Tang Feng asintió mientras escuchaba. —Es cierto, en ventas hay que llevar a los clientes a ver propiedades, corriendo por las urbanizaciones, ¡debe de ser agotador!

—Pero eso también es como un entrenamiento, ¿no? ¡Su buena figura, señorita Zhou, podría ser también el resultado de ese ejercicio!

—¡Eso debe de dar envidia a muchas mujeres, poder ganar dinero mientras se mantienen en forma y saludables!

Zhou Xueting respondió juguetonamente: —No quiero hacer nada de ejercicio, ¡es agotador!

—¡No tiene ni idea de lo adoloridas que tengo las piernas!

—Me duele hasta al caminar, he querido encontrar un hueco para ir al hospital, ver a un médico, darme un masaje, ¡pero es que no encuentro el tiempo!

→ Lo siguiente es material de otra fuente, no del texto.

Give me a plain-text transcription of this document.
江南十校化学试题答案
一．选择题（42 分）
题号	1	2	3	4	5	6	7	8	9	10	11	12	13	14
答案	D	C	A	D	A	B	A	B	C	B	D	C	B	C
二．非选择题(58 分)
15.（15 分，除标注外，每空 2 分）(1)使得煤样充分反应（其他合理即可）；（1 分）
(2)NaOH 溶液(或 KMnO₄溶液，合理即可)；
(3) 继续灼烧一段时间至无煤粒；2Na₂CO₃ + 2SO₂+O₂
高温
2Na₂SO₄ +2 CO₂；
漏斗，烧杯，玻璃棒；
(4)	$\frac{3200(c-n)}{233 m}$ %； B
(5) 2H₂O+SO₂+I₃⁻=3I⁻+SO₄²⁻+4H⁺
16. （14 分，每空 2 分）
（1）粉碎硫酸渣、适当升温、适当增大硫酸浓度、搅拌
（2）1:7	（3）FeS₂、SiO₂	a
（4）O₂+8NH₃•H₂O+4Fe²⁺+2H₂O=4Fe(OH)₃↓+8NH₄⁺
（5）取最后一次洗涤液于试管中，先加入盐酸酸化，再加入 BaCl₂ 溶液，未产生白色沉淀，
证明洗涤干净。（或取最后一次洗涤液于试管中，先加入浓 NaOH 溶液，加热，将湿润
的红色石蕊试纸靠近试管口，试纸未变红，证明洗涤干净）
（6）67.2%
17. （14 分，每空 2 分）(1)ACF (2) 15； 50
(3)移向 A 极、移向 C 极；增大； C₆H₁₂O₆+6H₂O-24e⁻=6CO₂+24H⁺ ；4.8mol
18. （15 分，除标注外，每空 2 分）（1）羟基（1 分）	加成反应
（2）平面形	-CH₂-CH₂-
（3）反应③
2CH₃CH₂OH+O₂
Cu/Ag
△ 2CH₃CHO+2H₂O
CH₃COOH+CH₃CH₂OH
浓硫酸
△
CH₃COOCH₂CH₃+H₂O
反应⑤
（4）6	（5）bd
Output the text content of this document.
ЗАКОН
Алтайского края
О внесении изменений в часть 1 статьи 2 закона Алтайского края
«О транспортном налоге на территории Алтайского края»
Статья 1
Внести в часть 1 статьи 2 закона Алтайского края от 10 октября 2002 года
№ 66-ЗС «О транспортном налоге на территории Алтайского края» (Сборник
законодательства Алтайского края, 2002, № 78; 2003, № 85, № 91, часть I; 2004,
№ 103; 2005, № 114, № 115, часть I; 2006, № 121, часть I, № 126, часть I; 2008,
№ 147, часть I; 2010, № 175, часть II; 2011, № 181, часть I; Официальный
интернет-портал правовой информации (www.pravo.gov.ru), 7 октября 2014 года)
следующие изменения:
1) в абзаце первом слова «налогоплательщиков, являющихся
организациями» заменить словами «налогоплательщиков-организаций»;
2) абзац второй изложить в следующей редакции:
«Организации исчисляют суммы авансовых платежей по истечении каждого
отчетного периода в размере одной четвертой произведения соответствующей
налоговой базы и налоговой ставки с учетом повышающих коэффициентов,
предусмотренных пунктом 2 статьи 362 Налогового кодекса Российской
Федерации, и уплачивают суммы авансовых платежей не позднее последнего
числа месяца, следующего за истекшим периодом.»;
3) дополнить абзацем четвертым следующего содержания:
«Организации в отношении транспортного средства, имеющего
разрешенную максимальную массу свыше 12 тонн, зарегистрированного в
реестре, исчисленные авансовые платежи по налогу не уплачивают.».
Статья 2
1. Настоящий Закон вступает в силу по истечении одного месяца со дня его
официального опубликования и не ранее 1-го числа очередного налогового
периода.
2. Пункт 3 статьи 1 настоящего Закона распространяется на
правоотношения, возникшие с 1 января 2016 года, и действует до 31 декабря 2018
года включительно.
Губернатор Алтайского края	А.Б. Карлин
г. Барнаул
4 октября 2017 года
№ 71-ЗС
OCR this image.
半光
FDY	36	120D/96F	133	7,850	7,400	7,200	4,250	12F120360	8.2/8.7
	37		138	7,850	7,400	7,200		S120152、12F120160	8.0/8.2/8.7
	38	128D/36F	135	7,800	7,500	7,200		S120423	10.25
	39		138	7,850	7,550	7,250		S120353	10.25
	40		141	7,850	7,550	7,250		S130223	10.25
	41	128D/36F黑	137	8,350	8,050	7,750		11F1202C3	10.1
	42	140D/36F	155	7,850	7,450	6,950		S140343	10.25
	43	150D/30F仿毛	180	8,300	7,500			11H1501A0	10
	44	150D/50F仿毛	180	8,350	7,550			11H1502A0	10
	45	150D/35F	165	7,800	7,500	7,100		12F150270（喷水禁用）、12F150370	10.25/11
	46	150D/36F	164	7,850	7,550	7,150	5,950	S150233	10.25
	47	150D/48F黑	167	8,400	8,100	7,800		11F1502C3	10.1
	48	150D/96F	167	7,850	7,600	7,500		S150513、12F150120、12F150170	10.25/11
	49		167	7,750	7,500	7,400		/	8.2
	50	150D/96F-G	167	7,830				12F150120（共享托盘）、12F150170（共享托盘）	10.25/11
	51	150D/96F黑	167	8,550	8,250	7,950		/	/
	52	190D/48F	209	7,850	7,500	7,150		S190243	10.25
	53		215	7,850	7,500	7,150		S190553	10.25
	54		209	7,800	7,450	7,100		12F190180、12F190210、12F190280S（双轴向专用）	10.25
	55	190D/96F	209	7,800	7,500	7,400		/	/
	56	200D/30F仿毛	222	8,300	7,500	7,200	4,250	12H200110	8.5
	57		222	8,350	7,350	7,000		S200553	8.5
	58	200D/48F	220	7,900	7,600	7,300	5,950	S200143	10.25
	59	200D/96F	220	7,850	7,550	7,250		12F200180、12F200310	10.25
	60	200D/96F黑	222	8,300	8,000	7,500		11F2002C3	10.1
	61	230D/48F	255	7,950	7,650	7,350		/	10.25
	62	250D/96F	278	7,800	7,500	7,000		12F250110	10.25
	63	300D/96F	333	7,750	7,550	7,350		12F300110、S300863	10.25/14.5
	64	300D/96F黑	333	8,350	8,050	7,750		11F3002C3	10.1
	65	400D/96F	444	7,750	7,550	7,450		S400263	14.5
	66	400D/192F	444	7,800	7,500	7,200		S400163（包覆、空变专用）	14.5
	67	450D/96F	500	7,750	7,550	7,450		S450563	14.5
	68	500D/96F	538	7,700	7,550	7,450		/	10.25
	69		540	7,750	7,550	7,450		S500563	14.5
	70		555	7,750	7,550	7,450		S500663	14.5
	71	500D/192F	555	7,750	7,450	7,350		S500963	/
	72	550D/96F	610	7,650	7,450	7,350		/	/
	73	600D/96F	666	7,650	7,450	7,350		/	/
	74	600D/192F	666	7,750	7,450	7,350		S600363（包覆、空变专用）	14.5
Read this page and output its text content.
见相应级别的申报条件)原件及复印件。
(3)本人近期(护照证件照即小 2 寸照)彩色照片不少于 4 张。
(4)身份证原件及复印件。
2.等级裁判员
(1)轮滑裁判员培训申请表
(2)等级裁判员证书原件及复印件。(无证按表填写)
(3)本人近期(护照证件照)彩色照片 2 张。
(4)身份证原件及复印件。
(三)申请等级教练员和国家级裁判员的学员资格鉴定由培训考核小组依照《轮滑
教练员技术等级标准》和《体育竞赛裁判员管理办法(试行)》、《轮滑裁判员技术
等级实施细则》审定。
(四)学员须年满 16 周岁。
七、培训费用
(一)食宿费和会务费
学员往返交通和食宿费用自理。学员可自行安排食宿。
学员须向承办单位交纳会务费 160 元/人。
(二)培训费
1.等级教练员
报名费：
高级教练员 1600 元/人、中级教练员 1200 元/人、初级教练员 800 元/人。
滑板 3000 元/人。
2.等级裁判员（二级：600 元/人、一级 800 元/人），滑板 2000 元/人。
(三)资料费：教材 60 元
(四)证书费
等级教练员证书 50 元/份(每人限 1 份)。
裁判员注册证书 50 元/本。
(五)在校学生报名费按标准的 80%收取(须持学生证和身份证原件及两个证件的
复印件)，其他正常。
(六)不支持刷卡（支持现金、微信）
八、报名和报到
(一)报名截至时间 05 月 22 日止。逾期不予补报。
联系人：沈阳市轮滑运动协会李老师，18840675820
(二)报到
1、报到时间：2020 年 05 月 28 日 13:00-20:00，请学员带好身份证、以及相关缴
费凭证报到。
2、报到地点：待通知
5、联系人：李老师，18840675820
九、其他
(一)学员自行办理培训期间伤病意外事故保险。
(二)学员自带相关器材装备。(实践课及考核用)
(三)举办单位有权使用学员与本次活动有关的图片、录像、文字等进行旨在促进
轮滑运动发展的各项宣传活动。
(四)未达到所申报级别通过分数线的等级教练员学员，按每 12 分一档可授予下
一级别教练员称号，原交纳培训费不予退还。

Al oír esto, los ojos de Tang Feng se iluminaron y dijo con una cálida sonrisa: —¡Señorita Zhou, sé un poco de masajes para relajar los músculos y estimular el flujo sanguíneo!

—Si a la señorita Zhou no le importa, puedo darle un masaje, ¿qué le parece?

Zhou Xueting respondió tímidamente: —Señor Tang, ¿de verdad no le importa? ¡Sería una gran molestia para usted!

—En absoluto, siempre he sido de buen corazón, me gusta ayudar a los demás, especialmente a mujeres hermosas como la señorita Zhou, ¡siempre estoy encantado de ayudar!

Tang Feng le dijo con entusiasmo a Zhou Xueting: —Si a la señorita Zhou no le importa, puede levantar la pierna y ponerla sobre la mía, se la masajearé, ¡será muy cómodo, se lo garantizo!

Zhou Xueting, sonrojándose con una sonrisa tímida, dijo: —Bueno, ya que el señor Tang es tan entusiasta, ¡aceptaré con gratitud!

Con eso, Zhou Xueting levantó una pierna, colocándola en el muslo de Tang Feng, acercándose poco a poco a la zona cercana a la entrepierna de Tang Feng.

Se lamió los labios, con los ojos llenos de seducción, y en un tono suave, dijo: —¡Señor Tang, voy a tener que molestarlo entonces!

—¡Ningún problema, déjemelo a mí, estará muy cómoda!

Prometió Tang Feng sin dudarlo.

Mirando las esbeltas piernas de Zhou Xueting en seda negra justo delante de él, el corazón de Tang Feng se aceleró.

¡No pudo evitar tragar saliva!

Luego extendió la mano hacia las piernas de Zhou Xueting, le agarró la pantorrilla y ¡empezó a amasársela suavemente!

En ese momento, una sensación suave e incomparablemente deliciosa se extendió desde sus manos.

La pantorrilla de Zhou Xueting era fantástica, tan suave, tan cálida.

¡Extremadamente tierna, amasarla se sentía absolutamente maravilloso!

¡Tang Feng se emocionó tanto que no pudo evitar aumentar la fuerza!

—Mmm…

Al instante, Zhou Xueting dejó escapar un gemido sensual de su boca, y mirando a Tang Feng con ojos lujuriosos, dijo: —Mmm… Señor Tang, ¡hace que me sienta tan bien!